Why, then, is it so difficult to use any one of the dozens of schemes I have learned about for giving form to my daily activities? As with other resistances that plague me in my quest to get it together, I am partly in flight from myself. In the past, my attempts to employ routine have been so overdone that I've conjured lists of tasks specified to the point of inanity. For example, should I need to include a designated time for trimming my nails? For petting my dog? Apparently, I have a forest and trees issue. Cutting to the chase, and staying focused on the big picture are not strengths for me.
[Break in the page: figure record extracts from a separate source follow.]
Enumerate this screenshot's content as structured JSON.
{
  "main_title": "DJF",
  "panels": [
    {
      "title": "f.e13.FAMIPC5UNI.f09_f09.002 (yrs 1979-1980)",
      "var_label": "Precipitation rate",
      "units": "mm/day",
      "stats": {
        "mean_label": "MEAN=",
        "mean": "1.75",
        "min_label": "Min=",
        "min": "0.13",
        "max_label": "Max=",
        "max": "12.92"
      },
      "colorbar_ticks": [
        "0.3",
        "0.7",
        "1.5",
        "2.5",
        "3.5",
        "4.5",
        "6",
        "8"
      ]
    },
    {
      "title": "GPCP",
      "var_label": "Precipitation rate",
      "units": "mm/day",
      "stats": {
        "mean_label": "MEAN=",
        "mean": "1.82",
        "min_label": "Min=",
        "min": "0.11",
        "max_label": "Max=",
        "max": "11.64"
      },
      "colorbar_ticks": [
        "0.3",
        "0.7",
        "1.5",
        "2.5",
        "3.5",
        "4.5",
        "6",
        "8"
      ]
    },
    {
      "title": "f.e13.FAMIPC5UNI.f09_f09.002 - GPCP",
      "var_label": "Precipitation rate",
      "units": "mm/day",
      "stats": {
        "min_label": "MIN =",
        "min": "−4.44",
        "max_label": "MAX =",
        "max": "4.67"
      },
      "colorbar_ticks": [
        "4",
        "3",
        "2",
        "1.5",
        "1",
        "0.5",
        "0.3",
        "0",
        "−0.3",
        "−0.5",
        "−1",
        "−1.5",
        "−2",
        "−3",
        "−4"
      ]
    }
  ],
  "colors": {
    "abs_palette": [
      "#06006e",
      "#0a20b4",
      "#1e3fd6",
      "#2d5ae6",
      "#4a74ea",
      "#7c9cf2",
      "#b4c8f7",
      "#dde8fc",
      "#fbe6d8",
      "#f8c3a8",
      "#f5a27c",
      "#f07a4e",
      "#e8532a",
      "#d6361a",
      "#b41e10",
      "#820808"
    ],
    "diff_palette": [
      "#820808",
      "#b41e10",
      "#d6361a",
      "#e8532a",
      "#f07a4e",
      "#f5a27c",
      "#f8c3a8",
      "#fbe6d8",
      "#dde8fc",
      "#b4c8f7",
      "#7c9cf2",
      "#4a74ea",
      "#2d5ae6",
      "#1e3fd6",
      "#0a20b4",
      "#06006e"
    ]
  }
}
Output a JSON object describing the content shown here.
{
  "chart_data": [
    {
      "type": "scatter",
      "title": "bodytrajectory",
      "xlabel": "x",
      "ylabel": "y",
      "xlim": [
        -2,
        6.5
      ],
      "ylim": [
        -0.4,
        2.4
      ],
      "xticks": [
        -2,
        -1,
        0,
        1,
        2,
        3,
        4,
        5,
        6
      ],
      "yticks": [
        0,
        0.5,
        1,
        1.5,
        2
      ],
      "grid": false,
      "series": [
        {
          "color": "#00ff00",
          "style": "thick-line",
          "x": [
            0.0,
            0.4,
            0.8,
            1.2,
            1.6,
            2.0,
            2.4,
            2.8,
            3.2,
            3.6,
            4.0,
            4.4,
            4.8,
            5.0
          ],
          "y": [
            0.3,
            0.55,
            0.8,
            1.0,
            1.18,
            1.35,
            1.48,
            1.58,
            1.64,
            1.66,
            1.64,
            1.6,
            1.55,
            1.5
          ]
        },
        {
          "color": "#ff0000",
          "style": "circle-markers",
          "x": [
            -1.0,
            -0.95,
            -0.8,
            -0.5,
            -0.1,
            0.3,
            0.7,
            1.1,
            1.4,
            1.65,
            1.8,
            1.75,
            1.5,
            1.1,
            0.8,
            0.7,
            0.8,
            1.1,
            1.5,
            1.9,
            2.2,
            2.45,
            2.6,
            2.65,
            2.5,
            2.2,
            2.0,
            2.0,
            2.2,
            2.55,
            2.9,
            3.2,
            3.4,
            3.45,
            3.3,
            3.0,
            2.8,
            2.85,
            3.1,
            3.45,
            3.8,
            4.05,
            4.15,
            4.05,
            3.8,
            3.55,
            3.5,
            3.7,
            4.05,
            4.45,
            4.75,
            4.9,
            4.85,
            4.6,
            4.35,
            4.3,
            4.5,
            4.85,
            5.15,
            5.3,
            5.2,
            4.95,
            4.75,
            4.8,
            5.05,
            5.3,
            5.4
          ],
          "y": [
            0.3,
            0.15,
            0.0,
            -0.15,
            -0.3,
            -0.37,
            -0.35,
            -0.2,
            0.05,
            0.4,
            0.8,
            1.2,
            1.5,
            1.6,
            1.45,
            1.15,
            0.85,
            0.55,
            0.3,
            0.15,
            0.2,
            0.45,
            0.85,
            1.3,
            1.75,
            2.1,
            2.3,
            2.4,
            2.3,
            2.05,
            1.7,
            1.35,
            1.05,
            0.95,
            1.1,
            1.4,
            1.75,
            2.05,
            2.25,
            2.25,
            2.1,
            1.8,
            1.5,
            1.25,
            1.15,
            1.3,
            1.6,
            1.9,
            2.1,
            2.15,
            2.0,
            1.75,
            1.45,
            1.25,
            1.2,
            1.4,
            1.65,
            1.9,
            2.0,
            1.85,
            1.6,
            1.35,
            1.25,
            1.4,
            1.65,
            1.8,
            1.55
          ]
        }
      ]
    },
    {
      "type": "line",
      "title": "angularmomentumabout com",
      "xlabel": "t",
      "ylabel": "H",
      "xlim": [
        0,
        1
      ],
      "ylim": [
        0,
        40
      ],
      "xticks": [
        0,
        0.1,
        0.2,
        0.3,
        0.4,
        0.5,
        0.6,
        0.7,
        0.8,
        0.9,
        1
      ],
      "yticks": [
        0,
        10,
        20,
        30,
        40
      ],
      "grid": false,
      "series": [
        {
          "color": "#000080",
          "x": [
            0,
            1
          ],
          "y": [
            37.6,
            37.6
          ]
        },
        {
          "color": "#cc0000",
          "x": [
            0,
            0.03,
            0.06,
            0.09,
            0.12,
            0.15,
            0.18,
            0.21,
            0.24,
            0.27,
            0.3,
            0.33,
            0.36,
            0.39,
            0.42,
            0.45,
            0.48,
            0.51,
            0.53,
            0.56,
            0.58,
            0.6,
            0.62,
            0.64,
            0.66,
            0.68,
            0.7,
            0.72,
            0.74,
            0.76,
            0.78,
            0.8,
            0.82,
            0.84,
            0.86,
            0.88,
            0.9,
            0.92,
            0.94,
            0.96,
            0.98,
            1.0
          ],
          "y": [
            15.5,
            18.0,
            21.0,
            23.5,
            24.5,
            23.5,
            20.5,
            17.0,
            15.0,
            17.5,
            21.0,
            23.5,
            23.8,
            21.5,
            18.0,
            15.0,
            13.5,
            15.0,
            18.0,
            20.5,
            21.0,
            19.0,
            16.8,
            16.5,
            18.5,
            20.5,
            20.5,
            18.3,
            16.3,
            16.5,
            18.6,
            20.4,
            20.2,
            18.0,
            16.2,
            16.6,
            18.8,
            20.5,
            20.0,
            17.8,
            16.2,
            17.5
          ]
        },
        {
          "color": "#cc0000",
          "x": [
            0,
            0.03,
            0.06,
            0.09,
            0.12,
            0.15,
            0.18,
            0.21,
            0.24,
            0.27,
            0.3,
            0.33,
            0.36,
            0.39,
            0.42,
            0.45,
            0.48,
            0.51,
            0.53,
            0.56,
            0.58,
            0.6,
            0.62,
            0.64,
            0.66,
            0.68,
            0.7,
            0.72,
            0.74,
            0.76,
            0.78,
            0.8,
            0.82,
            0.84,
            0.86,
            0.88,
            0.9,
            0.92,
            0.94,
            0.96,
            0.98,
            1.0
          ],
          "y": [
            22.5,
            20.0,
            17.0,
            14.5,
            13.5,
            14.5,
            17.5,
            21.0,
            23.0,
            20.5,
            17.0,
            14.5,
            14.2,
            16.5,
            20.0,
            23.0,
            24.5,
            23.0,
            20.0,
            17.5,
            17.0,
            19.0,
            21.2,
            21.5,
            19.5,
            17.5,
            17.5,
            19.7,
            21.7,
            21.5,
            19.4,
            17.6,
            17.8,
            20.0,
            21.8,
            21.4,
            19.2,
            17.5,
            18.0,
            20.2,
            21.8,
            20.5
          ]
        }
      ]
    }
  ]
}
Maybe it's all the multitasking I have been influenced to engage in. Experts such as Dr. David Meyer warn that trying to do more than one thing at a time taxes our brains beyond their two-lobe capacity, decreases efficiency because of time lost in switching between tasks, diminishes focus and can impair short-term memory.
In any case, I am motivated to try again. I long for the comfort of some level of prearranged order in my day. I want to make some decisions once, and not confront them again for awhile. I crave a bit of predictability.
Here are three resources I have found that I intend to rely on as I construct a workable scaffolding. The first is an article entitled "Time Management Essentials: 13 Routines For Improving Your Life," on Freestyle Mind: Productivity and Life Hacks, which offers a daily, weekly, and monthly set of routines that are basic enough to avoid the nail-trimming, dog-petting trap. The second is "Organize Your Day With Routines," a little pep talk on BellaOnline: The Voice of Women, recommending the use of routines for transitional times of the day. The third is "Daily Routines: How writers, artists, and other interesting people organize their days." It begins, intriguingly, with an interview with Simone de Beauvoir, which includes the question "When do you see Sartre?," and de Beauvoir's response, "Every evening and often at lunchtime. I generally work at his place in the afternoon." This example should be helpful should I need to squeeze regular contact with a famous existentialist novelist into my overall agenda.
I'll get back to you on what I manage to distill from these and other thoughts on the subject. In the meantime, I have decided that for today--this being the last day my gym will be open until Saturday because of Rosh Hashana--I need to go swimming. Right now.